What the giants can learn about customer service from the challenger brands

In October we’re exhibiting at a niche business show. To support this we’ve decided to invest in a new exhibition stand. The design has been agreed and the order placed. Last week our new stand was due to be delivered. An international carrier was selected by our supplier to make our delivery.

On Thursday I was out of the office. On return I picked up a ‘Sorry we missed you!’ card telling me that a failed delivery had taken place. This was disappointing to receive as other businesses are based in our building and we have an agreement we’ll sign for each others’ deliveries. However, the good news was that the calling card said a further delivery will be attempted on the next working day. I went on line to see if I could track my delivery. Unfortunately the courier’s website wasn’t working, displaying an error message.

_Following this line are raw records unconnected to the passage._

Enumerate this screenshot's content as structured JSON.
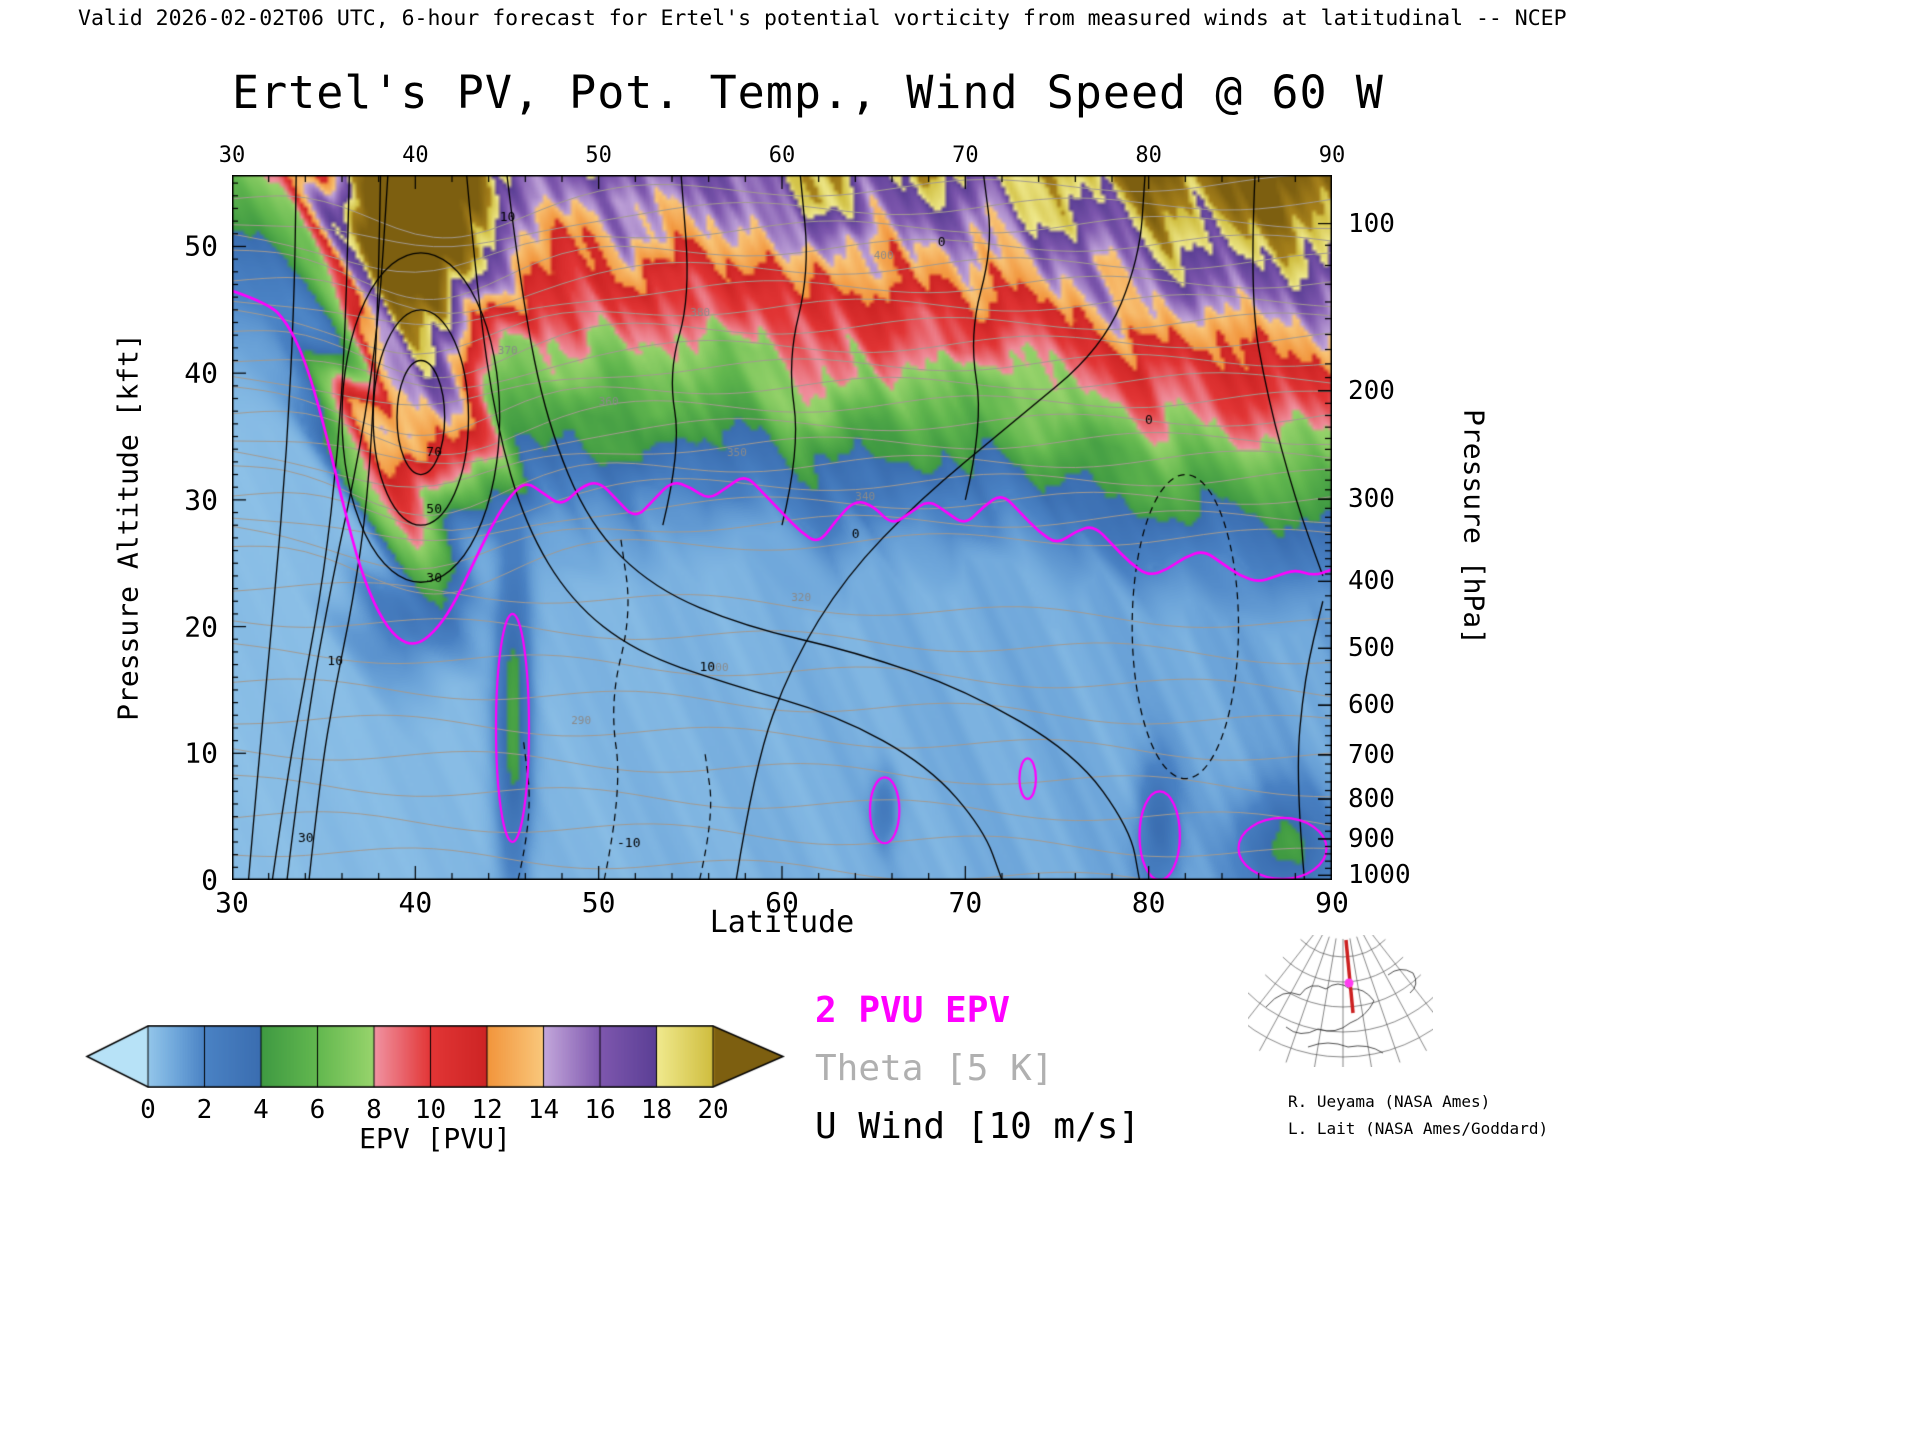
{
  "header": {
    "text": "Valid 2026-02-02T06 UTC, 6-hour forecast for Ertel's potential vorticity from measured winds at latitudinal -- NCEP"
  },
  "plot": {
    "title": "Ertel's PV, Pot. Temp., Wind Speed @ 60 W",
    "x_axis": {
      "label": "Latitude",
      "ticks": [
        30,
        40,
        50,
        60,
        70,
        80,
        90
      ],
      "range": [
        30,
        90
      ]
    },
    "y_axis_left": {
      "label": "Pressure Altitude [kft]",
      "ticks": [
        0,
        10,
        20,
        30,
        40,
        50
      ],
      "range": [
        0,
        55.64
      ]
    },
    "y_axis_right": {
      "label": "Pressure [hPa]",
      "ticks": [
        100,
        200,
        300,
        400,
        500,
        600,
        700,
        800,
        900,
        1000
      ]
    }
  },
  "colorbar": {
    "label": "EPV [PVU]",
    "ticks": [
      0,
      2,
      4,
      6,
      8,
      10,
      12,
      14,
      16,
      18,
      20
    ],
    "stops": [
      {
        "v": -2,
        "c": "#b7e2f7"
      },
      {
        "v": 0,
        "c": "#93c6ea"
      },
      {
        "v": 1,
        "c": "#6ea6da"
      },
      {
        "v": 2,
        "c": "#4a82c4"
      },
      {
        "v": 3.99,
        "c": "#3a6db0"
      },
      {
        "v": 4,
        "c": "#3f9a42"
      },
      {
        "v": 6,
        "c": "#63b84f"
      },
      {
        "v": 7.99,
        "c": "#98d46c"
      },
      {
        "v": 8,
        "c": "#f093a2"
      },
      {
        "v": 10,
        "c": "#e23535"
      },
      {
        "v": 11.99,
        "c": "#cd2424"
      },
      {
        "v": 12,
        "c": "#f2953c"
      },
      {
        "v": 13.99,
        "c": "#f9c87c"
      },
      {
        "v": 14,
        "c": "#c3a7db"
      },
      {
        "v": 16,
        "c": "#7e57ae"
      },
      {
        "v": 17.99,
        "c": "#5b3f95"
      },
      {
        "v": 18,
        "c": "#f0ea8e"
      },
      {
        "v": 19.99,
        "c": "#cfbd3e"
      },
      {
        "v": 20,
        "c": "#a9831c"
      },
      {
        "v": 23,
        "c": "#7d5f10"
      }
    ]
  },
  "legend": {
    "items": [
      {
        "label": "2 PVU EPV",
        "color": "#ff00ff"
      },
      {
        "label": "Theta [5 K]",
        "color": "#b0b0b0"
      },
      {
        "label": "U Wind [10 m/s]",
        "color": "#000000"
      }
    ]
  },
  "credits": {
    "line1": "R. Ueyama (NASA Ames)",
    "line2": "L. Lait (NASA Ames/Goddard)"
  },
  "chart_data": {
    "type": "heatmap",
    "title": "Ertel's PV, Pot. Temp., Wind Speed @ 60 W",
    "xlabel": "Latitude",
    "x_range": [
      30,
      90
    ],
    "ylabel": "Pressure Altitude [kft]",
    "y_range": [
      0,
      55.64
    ],
    "y2label": "Pressure [hPa]",
    "y2_ticks": [
      100,
      200,
      300,
      400,
      500,
      600,
      700,
      800,
      900,
      1000
    ],
    "fill_field": "Ertel potential vorticity [PVU]",
    "fill_levels": [
      0,
      2,
      4,
      6,
      8,
      10,
      12,
      14,
      16,
      18,
      20
    ],
    "overlays": [
      "2 PVU EPV contour (magenta)",
      "Theta contours every 5 K (gray)",
      "U wind contours every 10 m/s (black, dashed negative)"
    ],
    "series": [
      {
        "name": "2 PVU EPV tropopause height [kft]",
        "color": "#ff00ff",
        "x": [
          30,
          32,
          33,
          34,
          35,
          36,
          37,
          38,
          39,
          40,
          41,
          42,
          43,
          44,
          45,
          46,
          47,
          48,
          49,
          50,
          51,
          52,
          53,
          54,
          55,
          56,
          57,
          58,
          59,
          60,
          61,
          62,
          63,
          64,
          65,
          66,
          67,
          68,
          69,
          70,
          71,
          72,
          73,
          74,
          75,
          76,
          77,
          78,
          79,
          80,
          81,
          82,
          83,
          84,
          85,
          86,
          87,
          88,
          89,
          90
        ],
        "y": [
          46.5,
          45.5,
          44,
          41,
          36,
          30,
          24.5,
          21,
          19,
          18.5,
          19.5,
          21.5,
          24.5,
          27.5,
          30,
          31.5,
          30.5,
          29.5,
          31,
          31.5,
          30,
          28.5,
          30,
          31.5,
          31,
          30,
          31,
          32,
          30.5,
          29,
          27.5,
          26.5,
          28.5,
          30,
          29.5,
          28,
          29,
          30,
          29,
          28,
          29.5,
          30.5,
          29,
          27.5,
          26.5,
          27.5,
          28,
          26.5,
          25,
          24,
          24.5,
          25.5,
          26,
          25,
          24,
          23.5,
          24,
          24.5,
          24,
          24.5
        ]
      }
    ],
    "contour_labels": {
      "u_wind": [
        {
          "text": "70",
          "lat": 40.6,
          "z": 33.5
        },
        {
          "text": "50",
          "lat": 40.6,
          "z": 29
        },
        {
          "text": "30",
          "lat": 40.6,
          "z": 23.5
        },
        {
          "text": "30",
          "lat": 33.6,
          "z": 3
        },
        {
          "text": "10",
          "lat": 35.2,
          "z": 17
        },
        {
          "text": "10",
          "lat": 55.5,
          "z": 16.5
        },
        {
          "text": "10",
          "lat": 44.6,
          "z": 52
        },
        {
          "text": "0",
          "lat": 63.8,
          "z": 27
        },
        {
          "text": "0",
          "lat": 79.8,
          "z": 36
        },
        {
          "text": "0",
          "lat": 68.5,
          "z": 50
        },
        {
          "text": "-10",
          "lat": 51.0,
          "z": 2.6
        }
      ],
      "theta": [
        {
          "text": "290",
          "lat": 48.5,
          "z": 12.3
        },
        {
          "text": "300",
          "lat": 56,
          "z": 16.5
        },
        {
          "text": "320",
          "lat": 60.5,
          "z": 22
        },
        {
          "text": "340",
          "lat": 64,
          "z": 30
        },
        {
          "text": "350",
          "lat": 57,
          "z": 33.5
        },
        {
          "text": "360",
          "lat": 50,
          "z": 37.5
        },
        {
          "text": "370",
          "lat": 44.5,
          "z": 41.5
        },
        {
          "text": "380",
          "lat": 55,
          "z": 44.5
        },
        {
          "text": "400",
          "lat": 65,
          "z": 49
        }
      ]
    }
  }
}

On Friday there was no delivery and no calling card. More disappointment. I went on line to see if I could track my delivery. Unfortunately the courier’s website still wasn’t working. Even more disappointment.

On Saturday morning I checked the website again, using the consignment number as before. Still the website wasn’t working. My disappointment was now turning to frustration.

I then telephoned the help desk, asking for an update on where my delivery was and when the delivery is likely to take place. The young woman that I spoke to was very pleasant and helpful. She informed me that failed deliveries had taken place on Wednesday (which was news to me as no calling card was left) and Thursday. She then explained that no delivery was attempted on the Friday. However, a delivery was to be made on the Saturday (which was not a working day).

By this time my frustration turned into resignation. We arranged for the parcel to be returned to the depot in Wellingborough and that I would collect it later.

I did mention that calling ahead (by either the delivery driver or the call centre) would have avoided 3 failed deliveries. As well as making the my life easier (as the customer) it would also save time and money for the courier. The young woman on the help desk agreed but said that the delivery drivers are not allowed mobile phones. She couldn’t say why. I wonder how her levels of motivation and engagement are sustained as she remains unable to help influence to improve things.

The delivery company involved is TNT. This is an international company with a huge reputation. I guess this is why they were chosen.

Now compare TNT’s approach to that of Breezemount UK. This is a family owned company that has grown enormously over recent years. They specialise in delivery in 2-man home delivery. Their process is to agree a delivery day and an approximate time. They call ahead to make sure the delivery can be made and that the expected delivery time is convenient. Not rocket science, they just have and follow their customer-focused processes. I wish our supplier had chosen Breezemount UK over TNT to deliver our exhibition stand.

Breezemount UK is clearly a challenger brand. My message to them is please keep challenging – I think you may well wake up some sleeping giants.